On Jan 4, 2017, at 2:48 PM, Kyle Owen <kylevowen at
gmail.com> wrote:
On Wed, Jan 4, 2017 at 12:06 PM, Jon Elson <elson at pico-systems.com> wrote:
Previous messages suggested the LGP-30 drum was plated with nickel. If
there are amateur astronomers with a vacuum evaporator, it might be
possible to get them to adjust their setup slightly to vacuum evaporate
nickel on your drum, after refinishing the base. You'd need a rig to
slowly turn the drum while evaporating the nickel. Some other research labs
at universities might have the necessary equipment, also - check with the
Physics department (or electrical engineering).
Will the desired thickness be enough with sputtering or evaporation? For
modern hard drives, sure, but my gut instinct is that you'd want a thicker
coating on the drum. I'd suggest sputtering over evaporation since it will
probably adhere to the surface better. I'd think nickel electroplating
would take less time and effort, though.
Electroplating sounds ok, I don't know about procedures. You'd have to be careful
that the electrolyte doesn't damage the drum body.
Evaporation and sputtering are used to make well controlled thin films, but there's
nothing I can think of that limits how long you continue. A mirror is coated only to the
point that its reflection coefficient reaches the limit of the metal used, more is not
useful. But here you could just keep going however long you need.
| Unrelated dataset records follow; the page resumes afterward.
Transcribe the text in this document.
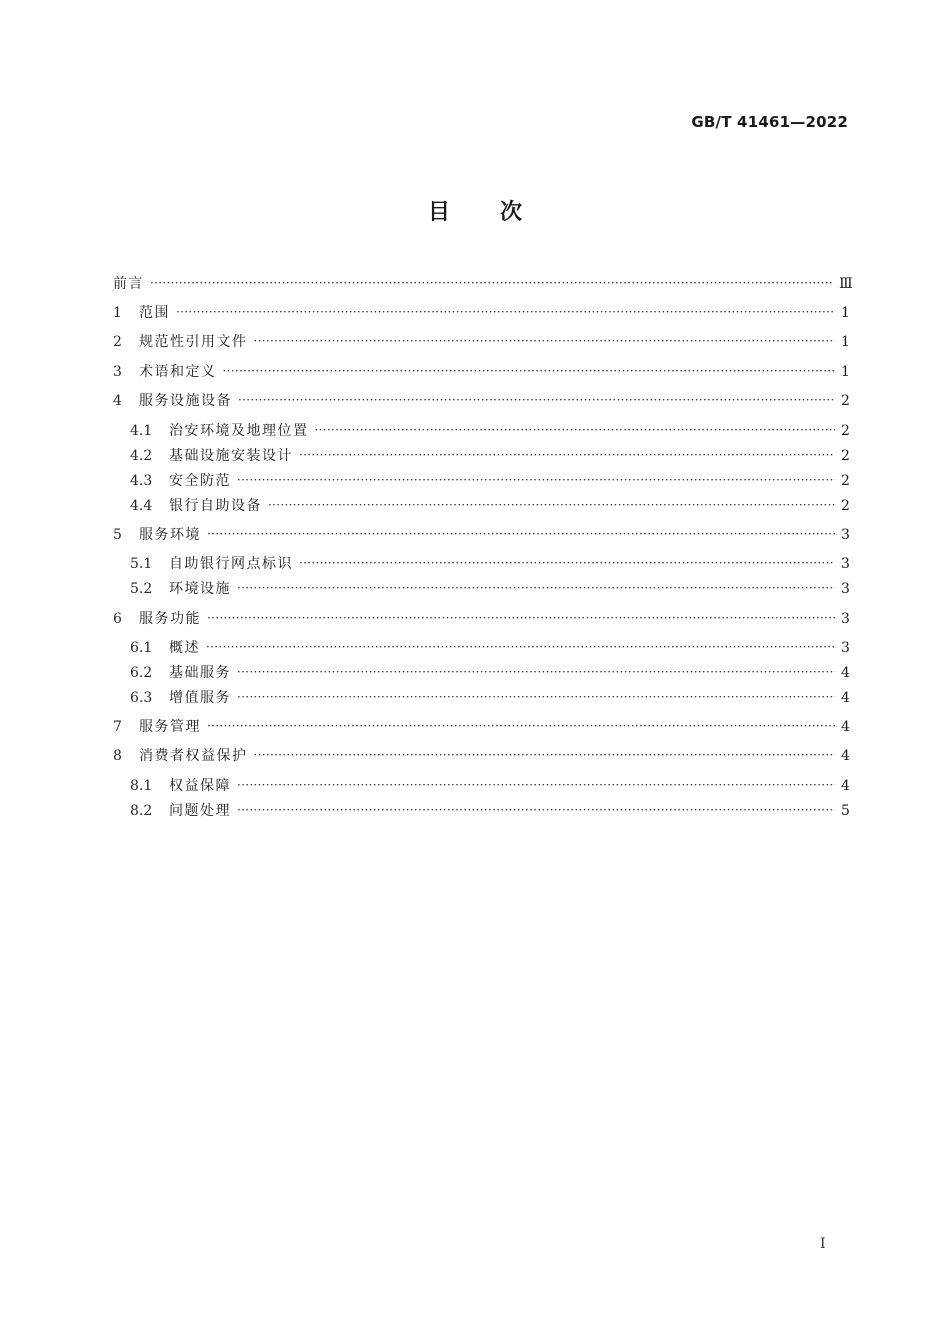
GB/T 41461—2022
目次
前言 ·····	Ⅲ
1	范围 ·····	1
2	规范性引用文件 ·····	1
3	术语和定义 ·····	1
4	服务设施设备 ·····	2
4.1	治安环境及地理位置 ·····	2
4.2	基础设施安装设计 ·····	2
4.3	安全防范 ·····	2
4.4	银行自助设备 ·····	2
5	服务环境 ·····	3
5.1	自助银行网点标识 ·····	3
5.2	环境设施 ·····	3
6	服务功能 ·····	3
6.1	概述 ·····	3
6.2	基础服务 ·····	4
6.3	增值服务 ·····	4
7	服务管理 ·····	4
8	消费者权益保护 ·····	4
8.1	权益保障 ·····	4
8.2	问题处理 ·····	5
I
As for adhering, both should produce good coatings if the substrate is clean. I remember
a test for good evaporative coating technique: coat a test piece, then try to rip off the
coating with scotch tape. It shouldn't be affected at all by that test.
There are reasons for using sputtering vs. evaporation, but I don't remember them. I
think the Strong book I cited discusses the subject.